The lawsuit asks California courts to create four different classes for workers like Scally. The first is for workers who were subject to repayment for Grooming Academy, the second is for those who had debt collection opened for the training costs, the third is for those who bought their own grooming tools and the last one is for salon workers who were required to work through meal and rest breaks.
The California lawsuit challenges a training repayment agreement provision at the company for lower-paid employees, an increasingly common practice.
According to a paper published by Loyola Law School professor Jonathan Harris, training repayment agreements are becoming increasingly common and have coincided with modern workforce trends where employees are often left on the hook for the costs of training.
Like noncompete agreements, training repayment agreements are meant to protect an employer’s monetary investment in their workers by requiring them to repay the company for on-the-job training should they leave in a shorter period of time. Every state, including Colorado, recognizes training repayment agreements as enforceable with a few conditions typically centered around how long an employee stays with a company.
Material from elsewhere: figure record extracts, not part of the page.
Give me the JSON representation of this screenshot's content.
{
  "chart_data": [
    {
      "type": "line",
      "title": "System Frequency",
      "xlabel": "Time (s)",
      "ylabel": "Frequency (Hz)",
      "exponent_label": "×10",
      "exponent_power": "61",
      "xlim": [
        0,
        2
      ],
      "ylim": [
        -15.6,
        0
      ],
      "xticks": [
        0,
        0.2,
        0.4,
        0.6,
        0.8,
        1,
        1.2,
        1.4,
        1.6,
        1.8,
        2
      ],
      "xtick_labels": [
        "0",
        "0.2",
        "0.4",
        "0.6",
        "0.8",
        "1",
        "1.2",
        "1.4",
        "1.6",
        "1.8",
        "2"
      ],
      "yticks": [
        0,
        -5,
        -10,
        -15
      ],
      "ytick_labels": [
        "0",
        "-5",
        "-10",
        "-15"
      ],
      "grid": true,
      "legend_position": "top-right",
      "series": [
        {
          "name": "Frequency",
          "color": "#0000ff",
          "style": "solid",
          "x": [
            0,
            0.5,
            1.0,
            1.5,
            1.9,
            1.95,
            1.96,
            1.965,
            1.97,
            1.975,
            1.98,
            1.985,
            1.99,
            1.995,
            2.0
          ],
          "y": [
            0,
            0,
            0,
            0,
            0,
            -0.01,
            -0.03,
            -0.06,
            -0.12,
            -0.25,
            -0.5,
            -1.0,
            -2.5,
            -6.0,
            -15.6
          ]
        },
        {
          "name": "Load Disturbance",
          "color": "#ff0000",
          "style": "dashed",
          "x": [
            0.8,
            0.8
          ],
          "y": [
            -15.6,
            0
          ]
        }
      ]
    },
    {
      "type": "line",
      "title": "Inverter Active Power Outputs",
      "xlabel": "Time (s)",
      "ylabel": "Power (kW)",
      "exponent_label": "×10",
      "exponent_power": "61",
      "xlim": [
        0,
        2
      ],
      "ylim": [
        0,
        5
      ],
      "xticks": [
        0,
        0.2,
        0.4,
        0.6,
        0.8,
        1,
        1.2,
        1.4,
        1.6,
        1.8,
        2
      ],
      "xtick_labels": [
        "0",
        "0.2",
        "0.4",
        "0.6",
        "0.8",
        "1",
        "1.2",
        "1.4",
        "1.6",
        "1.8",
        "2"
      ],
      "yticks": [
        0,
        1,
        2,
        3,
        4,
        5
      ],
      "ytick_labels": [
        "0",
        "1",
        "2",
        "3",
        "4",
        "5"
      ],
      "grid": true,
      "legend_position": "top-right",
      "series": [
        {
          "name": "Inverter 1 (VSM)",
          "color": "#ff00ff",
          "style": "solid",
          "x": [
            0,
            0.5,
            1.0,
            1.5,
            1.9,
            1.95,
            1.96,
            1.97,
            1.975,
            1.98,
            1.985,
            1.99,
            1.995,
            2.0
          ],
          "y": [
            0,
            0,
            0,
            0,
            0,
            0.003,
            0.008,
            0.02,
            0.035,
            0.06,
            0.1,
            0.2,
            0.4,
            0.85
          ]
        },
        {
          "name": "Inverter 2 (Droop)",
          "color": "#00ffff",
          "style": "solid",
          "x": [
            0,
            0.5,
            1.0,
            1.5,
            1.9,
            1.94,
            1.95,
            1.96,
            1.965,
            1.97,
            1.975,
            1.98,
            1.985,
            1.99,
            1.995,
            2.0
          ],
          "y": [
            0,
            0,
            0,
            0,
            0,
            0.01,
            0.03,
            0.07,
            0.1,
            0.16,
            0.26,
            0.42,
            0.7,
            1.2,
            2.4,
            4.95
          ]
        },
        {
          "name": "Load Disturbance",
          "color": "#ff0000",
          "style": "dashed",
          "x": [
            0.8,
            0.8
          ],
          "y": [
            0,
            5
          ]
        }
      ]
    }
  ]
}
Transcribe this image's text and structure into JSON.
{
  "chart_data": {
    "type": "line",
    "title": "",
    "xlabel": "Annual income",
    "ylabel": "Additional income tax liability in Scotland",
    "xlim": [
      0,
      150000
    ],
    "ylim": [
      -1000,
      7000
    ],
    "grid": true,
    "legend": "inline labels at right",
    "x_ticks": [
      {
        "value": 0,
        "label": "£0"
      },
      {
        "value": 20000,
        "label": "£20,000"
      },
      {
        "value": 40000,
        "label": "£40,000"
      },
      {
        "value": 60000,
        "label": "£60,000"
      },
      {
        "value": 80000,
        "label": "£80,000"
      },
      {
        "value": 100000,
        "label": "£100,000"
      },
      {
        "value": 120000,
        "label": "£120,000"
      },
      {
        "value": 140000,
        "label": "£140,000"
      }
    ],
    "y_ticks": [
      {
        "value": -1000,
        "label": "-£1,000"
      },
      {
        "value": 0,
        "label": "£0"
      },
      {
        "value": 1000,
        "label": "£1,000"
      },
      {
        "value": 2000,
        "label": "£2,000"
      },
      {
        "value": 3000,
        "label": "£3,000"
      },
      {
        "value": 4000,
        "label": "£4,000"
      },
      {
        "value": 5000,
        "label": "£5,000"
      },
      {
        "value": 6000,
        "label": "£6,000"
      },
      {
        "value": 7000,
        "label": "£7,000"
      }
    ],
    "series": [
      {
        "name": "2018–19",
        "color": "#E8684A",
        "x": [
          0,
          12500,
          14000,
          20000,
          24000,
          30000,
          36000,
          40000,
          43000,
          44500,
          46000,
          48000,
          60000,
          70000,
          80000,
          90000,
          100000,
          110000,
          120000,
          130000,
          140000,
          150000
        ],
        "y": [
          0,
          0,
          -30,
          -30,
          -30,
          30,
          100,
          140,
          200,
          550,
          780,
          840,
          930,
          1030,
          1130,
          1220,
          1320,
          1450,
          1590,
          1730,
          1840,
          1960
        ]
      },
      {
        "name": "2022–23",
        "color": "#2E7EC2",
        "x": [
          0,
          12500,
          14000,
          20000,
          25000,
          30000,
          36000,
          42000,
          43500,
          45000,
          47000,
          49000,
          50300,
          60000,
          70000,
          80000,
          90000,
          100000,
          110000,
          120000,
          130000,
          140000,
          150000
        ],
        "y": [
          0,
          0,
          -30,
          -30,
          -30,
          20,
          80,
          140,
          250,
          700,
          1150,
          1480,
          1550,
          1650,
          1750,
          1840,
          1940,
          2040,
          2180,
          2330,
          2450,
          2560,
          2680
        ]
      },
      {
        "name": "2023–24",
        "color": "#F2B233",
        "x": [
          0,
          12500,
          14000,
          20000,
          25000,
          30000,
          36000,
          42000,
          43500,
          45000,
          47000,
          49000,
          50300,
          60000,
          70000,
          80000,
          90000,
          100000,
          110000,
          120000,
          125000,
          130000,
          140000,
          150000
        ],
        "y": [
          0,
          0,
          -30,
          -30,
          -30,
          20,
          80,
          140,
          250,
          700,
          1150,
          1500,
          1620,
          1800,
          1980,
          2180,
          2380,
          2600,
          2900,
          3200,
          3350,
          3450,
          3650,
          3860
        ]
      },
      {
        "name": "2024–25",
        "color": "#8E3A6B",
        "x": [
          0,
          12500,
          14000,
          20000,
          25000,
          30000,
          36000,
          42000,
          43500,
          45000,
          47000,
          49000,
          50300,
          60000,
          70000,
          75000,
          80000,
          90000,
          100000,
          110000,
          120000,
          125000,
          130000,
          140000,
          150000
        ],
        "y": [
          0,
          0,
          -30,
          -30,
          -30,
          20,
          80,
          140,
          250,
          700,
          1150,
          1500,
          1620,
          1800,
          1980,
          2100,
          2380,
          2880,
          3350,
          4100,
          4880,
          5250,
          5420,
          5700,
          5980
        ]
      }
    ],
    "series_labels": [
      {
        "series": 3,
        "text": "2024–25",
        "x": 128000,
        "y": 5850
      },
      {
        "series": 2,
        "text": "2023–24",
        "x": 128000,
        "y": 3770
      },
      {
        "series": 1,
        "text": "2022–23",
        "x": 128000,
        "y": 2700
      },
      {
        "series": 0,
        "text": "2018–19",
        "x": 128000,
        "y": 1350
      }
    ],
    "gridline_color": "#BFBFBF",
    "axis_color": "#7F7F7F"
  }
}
But, according to Harris, very few have requirements that the training programs be recognized or make any exceptions to programs that are required to get or keep a job.
While courts typically apply a reasonableness standard to employer noncompete agreements, a 2019 paper by Elon University School of Law professor Eric Fink and Stuart Lichten from New York employment law firm Stuart Lichten Lichten & Bright, P.C. found that in the few training repayment agreements cases that have gone to court, the same standard wasn’t usually applied.